Czyszczenie auta najlepiej zacząć od mycia karoserii. Najlepiej letnia wodą z dodatkiem szamponu, który pomoże rozpuścić brud. Aby lakier z powrotem wyglądał jak nowy po dokładnym umyciu i wytarciu irchą trzeba go nabłyszczyć pastą lub mleczkiem. Kosmetyki należy dobrać w oparciu o stan zużycia lakieru.

Jeśli auto jest młode, a lakier jest w dobrym stanie, wymaga tylko delikatnego odświeżenia. Wówczas stosujemy mleczko nabłyszczające (np. Plastmal, cena 9,5 zł za opakowanie). Wykonując koliste ruchy wcieramy je w suchy lakier i polerujemy aż do uzyskania połysku. Do bardziej zniszczonego, matowego i porysowanego lakieru będziemy potrzebowali pasty lekko ściernej (np. Tempo, cena ok. 8 zł). Przy użyciu miękkiej szmatki trzeba natrzeć nią karoserie, a następnie po wyschnięciu wypolerować. Zaletą takich past jest zdolność usuwania lekkich zarysowań i przebarwień lakieru.

Listwy można natłuścić

Specjalnej pielęgnacji wymagają też plastikowe elementy nadwozia. Zderzaki, listwy, osłony progów, chlapacze po myciu zazwyczaj tracą swój kolor. Bardzo łatwo można jednak przywrócić im elegancki wygląd.

Jak to zrobić? Po osuszeniu wystarczy natrzeć je preparatem natłuszczającym. Najpopularniejsze na rynku są spraye do ich spryskiwania. Sprawdzonym, domowym sposobem jest tez olejek silikonowy, który dobrze wnika w plastik i zapewnia ładny wygląd na dłużej. Duże opakowanie sprayu wystarczające na kilka myć to wydatek ok. 10-15 zł.

Opony i felgi jak nowe

Czy opony z czasem muszą stracić wyrazisty kolor? Nie koniecznie. Wystarczy po każdym myciu nacierać je mleczkiem lub pianką pielęgnacyjną. Oprócz właściwości czyszczących takie preparaty znakomicie konserwują też gumę, przez co jest odporna na zmienne warunki atmosferyczne i uszkodzenia.

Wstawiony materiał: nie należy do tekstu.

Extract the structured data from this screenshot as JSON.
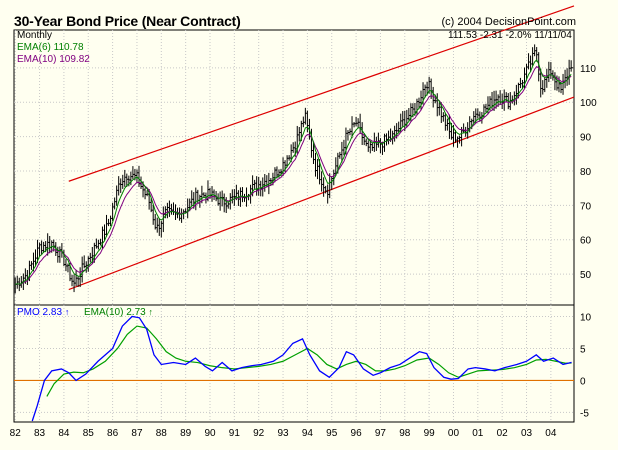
{
  "header": {
    "title": "30-Year Bond Price (Near Contract)",
    "copyright": "(c) 2004 DecisionPoint.com"
  },
  "legend": {
    "period": "Monthly",
    "ema6": "EMA(6) 110.78",
    "ema10": "EMA(10) 109.82",
    "stats": "111.53  -2.31  -2.0%  11/11/04",
    "pmo": "PMO  2.83",
    "pmo_ema": "EMA(10)  2.73",
    "pmo_arrow": "↑",
    "pmo_ema_arrow": "↑"
  },
  "colors": {
    "background": "#fffff0",
    "price_bars": "#000000",
    "ema6": "#008000",
    "ema10": "#800080",
    "channel": "#dd0000",
    "pmo": "#0000ff",
    "pmo_ema": "#00a000",
    "zero_line": "#e07000",
    "grid": "#c8c8c8"
  },
  "chart_data": [
    {
      "type": "ohlc",
      "title": "30-Year Bond Price (Near Contract)",
      "y_axis_side": "right",
      "yticks": [
        50,
        60,
        70,
        80,
        90,
        100,
        110
      ],
      "ylim": [
        41,
        121
      ],
      "xlim": [
        1981.95,
        2004.95
      ],
      "grid": true,
      "x_labels": [
        "82",
        "83",
        "84",
        "85",
        "86",
        "87",
        "88",
        "89",
        "90",
        "91",
        "92",
        "93",
        "94",
        "95",
        "96",
        "97",
        "98",
        "99",
        "00",
        "01",
        "02",
        "03",
        "04"
      ],
      "x_label_years": [
        1982,
        1983,
        1984,
        1985,
        1986,
        1987,
        1988,
        1989,
        1990,
        1991,
        1992,
        1993,
        1994,
        1995,
        1996,
        1997,
        1998,
        1999,
        2000,
        2001,
        2002,
        2003,
        2004
      ],
      "price_path_monthly_close": [
        [
          1982.0,
          47
        ],
        [
          1982.5,
          50
        ],
        [
          1983.0,
          58
        ],
        [
          1983.5,
          59
        ],
        [
          1984.0,
          54
        ],
        [
          1984.4,
          47
        ],
        [
          1984.8,
          52
        ],
        [
          1985.3,
          58
        ],
        [
          1985.8,
          64
        ],
        [
          1986.3,
          77
        ],
        [
          1986.6,
          79
        ],
        [
          1987.0,
          78
        ],
        [
          1987.5,
          71
        ],
        [
          1987.8,
          63
        ],
        [
          1988.2,
          68
        ],
        [
          1988.6,
          67
        ],
        [
          1989.0,
          69
        ],
        [
          1989.5,
          73
        ],
        [
          1990.0,
          73
        ],
        [
          1990.5,
          71
        ],
        [
          1991.0,
          72
        ],
        [
          1991.5,
          74
        ],
        [
          1992.0,
          76
        ],
        [
          1992.5,
          78
        ],
        [
          1993.0,
          82
        ],
        [
          1993.5,
          88
        ],
        [
          1993.9,
          96
        ],
        [
          1994.3,
          82
        ],
        [
          1994.8,
          74
        ],
        [
          1995.2,
          82
        ],
        [
          1995.6,
          90
        ],
        [
          1996.0,
          94
        ],
        [
          1996.5,
          86
        ],
        [
          1997.0,
          88
        ],
        [
          1997.5,
          90
        ],
        [
          1998.0,
          95
        ],
        [
          1998.4,
          98
        ],
        [
          1998.9,
          106
        ],
        [
          1999.3,
          100
        ],
        [
          1999.9,
          90
        ],
        [
          2000.3,
          90
        ],
        [
          2000.8,
          96
        ],
        [
          2001.3,
          98
        ],
        [
          2001.8,
          102
        ],
        [
          2002.3,
          100
        ],
        [
          2002.8,
          106
        ],
        [
          2003.4,
          115
        ],
        [
          2003.6,
          104
        ],
        [
          2004.0,
          109
        ],
        [
          2004.4,
          103
        ],
        [
          2004.85,
          111.5
        ]
      ],
      "series": [
        {
          "name": "Monthly",
          "style": "bars"
        },
        {
          "name": "EMA(6)",
          "value_last": 110.78
        },
        {
          "name": "EMA(10)",
          "value_last": 109.82
        }
      ],
      "channel_lines": [
        {
          "from": [
            1984.2,
            77
          ],
          "to": [
            2004.95,
            128
          ]
        },
        {
          "from": [
            1984.2,
            45.5
          ],
          "to": [
            2004.95,
            101.5
          ]
        }
      ]
    },
    {
      "type": "line",
      "title": "PMO",
      "yticks": [
        -5,
        0,
        5,
        10
      ],
      "ylim": [
        -6.5,
        11.8
      ],
      "x_labels": [
        "82",
        "83",
        "84",
        "85",
        "86",
        "87",
        "88",
        "89",
        "90",
        "91",
        "92",
        "93",
        "94",
        "95",
        "96",
        "97",
        "98",
        "99",
        "00",
        "01",
        "02",
        "03",
        "04"
      ],
      "series": [
        {
          "name": "PMO",
          "values": [
            [
              1982.7,
              -7
            ],
            [
              1982.9,
              -4
            ],
            [
              1983.2,
              0
            ],
            [
              1983.5,
              1.5
            ],
            [
              1983.9,
              1.8
            ],
            [
              1984.2,
              1.2
            ],
            [
              1984.5,
              0
            ],
            [
              1984.9,
              1
            ],
            [
              1985.4,
              3
            ],
            [
              1986.0,
              5
            ],
            [
              1986.4,
              8.5
            ],
            [
              1986.8,
              10
            ],
            [
              1987.1,
              9.8
            ],
            [
              1987.4,
              8
            ],
            [
              1987.7,
              4
            ],
            [
              1988.0,
              2.5
            ],
            [
              1988.5,
              2.8
            ],
            [
              1989.0,
              2.5
            ],
            [
              1989.4,
              3.5
            ],
            [
              1989.8,
              2.2
            ],
            [
              1990.1,
              1.5
            ],
            [
              1990.5,
              2.8
            ],
            [
              1990.9,
              1.5
            ],
            [
              1991.3,
              2
            ],
            [
              1991.7,
              2.3
            ],
            [
              1992.1,
              2.5
            ],
            [
              1992.6,
              3
            ],
            [
              1993.0,
              4
            ],
            [
              1993.4,
              5.8
            ],
            [
              1993.8,
              6.5
            ],
            [
              1994.1,
              4
            ],
            [
              1994.5,
              1.5
            ],
            [
              1994.9,
              0.5
            ],
            [
              1995.3,
              2
            ],
            [
              1995.6,
              4.5
            ],
            [
              1995.9,
              4
            ],
            [
              1996.3,
              1.8
            ],
            [
              1996.7,
              0.8
            ],
            [
              1997.0,
              1.2
            ],
            [
              1997.4,
              2
            ],
            [
              1997.8,
              2.5
            ],
            [
              1998.2,
              3.5
            ],
            [
              1998.6,
              4.5
            ],
            [
              1998.9,
              4.2
            ],
            [
              1999.2,
              2
            ],
            [
              1999.6,
              0.5
            ],
            [
              1999.9,
              0.2
            ],
            [
              2000.2,
              0.3
            ],
            [
              2000.6,
              1.8
            ],
            [
              2000.9,
              2
            ],
            [
              2001.3,
              1.8
            ],
            [
              2001.7,
              1.5
            ],
            [
              2002.1,
              2
            ],
            [
              2002.6,
              2.5
            ],
            [
              2003.0,
              3
            ],
            [
              2003.4,
              4
            ],
            [
              2003.7,
              3
            ],
            [
              2004.1,
              3.5
            ],
            [
              2004.5,
              2.5
            ],
            [
              2004.85,
              2.83
            ]
          ]
        },
        {
          "name": "EMA(10)",
          "values": [
            [
              1983.3,
              -2.5
            ],
            [
              1983.6,
              -0.5
            ],
            [
              1984.0,
              1
            ],
            [
              1984.4,
              1.3
            ],
            [
              1984.8,
              1.2
            ],
            [
              1985.2,
              1.8
            ],
            [
              1985.7,
              3
            ],
            [
              1986.2,
              5
            ],
            [
              1986.6,
              7.2
            ],
            [
              1987.0,
              8.5
            ],
            [
              1987.4,
              8.2
            ],
            [
              1987.8,
              6.5
            ],
            [
              1988.2,
              4.5
            ],
            [
              1988.6,
              3.5
            ],
            [
              1989.0,
              3
            ],
            [
              1989.5,
              2.8
            ],
            [
              1990.0,
              2.3
            ],
            [
              1990.5,
              2
            ],
            [
              1991.0,
              1.8
            ],
            [
              1991.5,
              2
            ],
            [
              1992.0,
              2.2
            ],
            [
              1992.5,
              2.5
            ],
            [
              1993.0,
              3
            ],
            [
              1993.5,
              4
            ],
            [
              1994.0,
              5
            ],
            [
              1994.4,
              4
            ],
            [
              1994.8,
              2.5
            ],
            [
              1995.2,
              1.8
            ],
            [
              1995.6,
              2.5
            ],
            [
              1996.0,
              3
            ],
            [
              1996.4,
              2.5
            ],
            [
              1996.8,
              1.5
            ],
            [
              1997.2,
              1.5
            ],
            [
              1997.6,
              1.8
            ],
            [
              1998.0,
              2.3
            ],
            [
              1998.5,
              3.2
            ],
            [
              1999.0,
              3.5
            ],
            [
              1999.4,
              2.5
            ],
            [
              1999.8,
              1.2
            ],
            [
              2000.2,
              0.5
            ],
            [
              2000.6,
              1
            ],
            [
              2001.0,
              1.5
            ],
            [
              2001.5,
              1.6
            ],
            [
              2002.0,
              1.7
            ],
            [
              2002.5,
              2
            ],
            [
              2003.0,
              2.5
            ],
            [
              2003.4,
              3.2
            ],
            [
              2003.8,
              3.3
            ],
            [
              2004.2,
              3
            ],
            [
              2004.6,
              2.7
            ],
            [
              2004.85,
              2.73
            ]
          ]
        }
      ],
      "zero_line": true
    }
  ]
}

Jak to zrobić? Najpierw trzeba dokładnie wyszorować oponę szczotką i letnią wodą z szamponem. Następnie dokładnie spłukać pianę. Dopiero czyste opony pokrywamy pianką (cena opakowania ok. 15 zł) i czekamy aż ta zniknie. Wówczas wilgotną oponę można jeszcze wytrzeć szmatką. W sklepach motoryzacyjnych dostępne są też środki pomagające w dokładnym myciu felg. Spryskane w ten sposób koła dają się bez problemu wyczyścić. Dzięki temu kół nie trzeba mocno szorować, bo rozpuszczony brud ładnie schodzi już podczas polewania felgi wodą. Za opakowanie płynu (np. "Felg attack") zapłacimy ok. 15 zł.

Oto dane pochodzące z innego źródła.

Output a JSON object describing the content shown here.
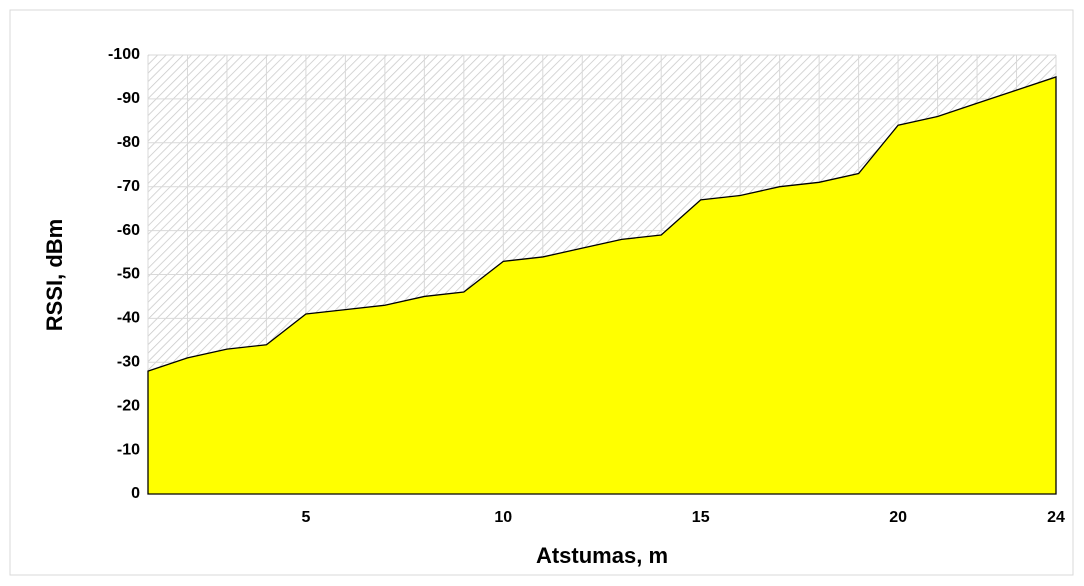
{
  "chart_data": {
    "type": "area",
    "xlabel": "Atstumas, m",
    "ylabel": "RSSI, dBm",
    "x": [
      1,
      2,
      3,
      4,
      5,
      6,
      7,
      8,
      9,
      10,
      11,
      12,
      13,
      14,
      15,
      16,
      17,
      18,
      19,
      20,
      21,
      22,
      23,
      24
    ],
    "series": [
      {
        "color": "#ffff00",
        "values": [
          -28,
          -31,
          -33,
          -34,
          -41,
          -42,
          -43,
          -45,
          -46,
          -53,
          -54,
          -56,
          -58,
          -59,
          -67,
          -68,
          -70,
          -71,
          -73,
          -84,
          -86,
          -89,
          -92,
          -95
        ]
      }
    ],
    "xlim": [
      1,
      24
    ],
    "xticks": [
      5,
      10,
      15,
      20,
      24
    ],
    "ylim": [
      0,
      -100
    ],
    "yticks": [
      0,
      -10,
      -20,
      -30,
      -40,
      -50,
      -60,
      -70,
      -80,
      -90,
      -100
    ],
    "grid": true
  }
}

Pachnący środek to podstawa

Czyszczenie wnętrza samochodu najlepiej zacząć od dokładnego odkurzenia. Kurz i pył są bowiem przyczyną kichania, alergii i innych chorób. Jeżeli mamy w aucie gumowe dywaniki, wcześniej można je umyć i powiesić do wyschnięcia. Do odkurzania, oprócz szczotki będziemy potrzebowali zestawu specjalnych końcówek na rurę, które pomogą nam dostać się do wszystkich zakamarków.

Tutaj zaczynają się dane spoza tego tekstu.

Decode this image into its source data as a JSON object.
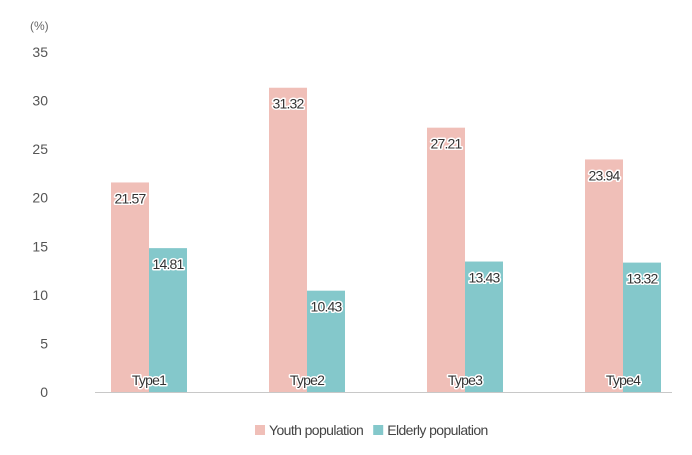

Jeżeli zauważymy, że na podłoga jest wilgotna, do czyszczenia należy użyć odkurzacza piorącego, który pomoże nam dokładnie ją wyczyścić. Po odkurzaniu możemy zabrać się za czyszczenie foteli i materiałowych fragmentów tapicerki. Do tego najlepiej użyć specjalnej pianki piorącej, która szybko usuwa zabrudzenia (np. Tuff Stuff, cena ok. 25 zł).

Jeżeli fotele obite są skórą, należy pielęgnować je innymi kosmetykami. Specjalne spraye, mleczka i pasty zapobiegają pękaniu skóry (np. Leather Care, cena ok. 30 zł). Deskę rozdzielczą oraz inne plastikowe elementy wnętrza najpierw przecieramy wilgotną szmatką, a następnie nabłyszczamy sprayem na bazie silikonu, zapobiegającym osadzaniu się kurzu (np. Plak czy K2 cena 9-15 zł). Dostępne są także środki do pielęgnacji tapicerki matowej.

Czyszczenie warto zwieńczyć doborem źródła ładnego zapachu. W sklepach motoryzacyjnych wybór jest niesamowity. Drzewka zapachowe, żele perfumowane, olejki, wiatraczki. Ceny zaczynają się już od kilku złotych, za markowy zapach starczający na dłużej trzeba zapłacić ok. 25-30 zł. Zapach to kwestia gustu, ale pamiętajmy, że nawet najładniejszy, ale zbyt intensywny może być dla kierowcy uciążliwy.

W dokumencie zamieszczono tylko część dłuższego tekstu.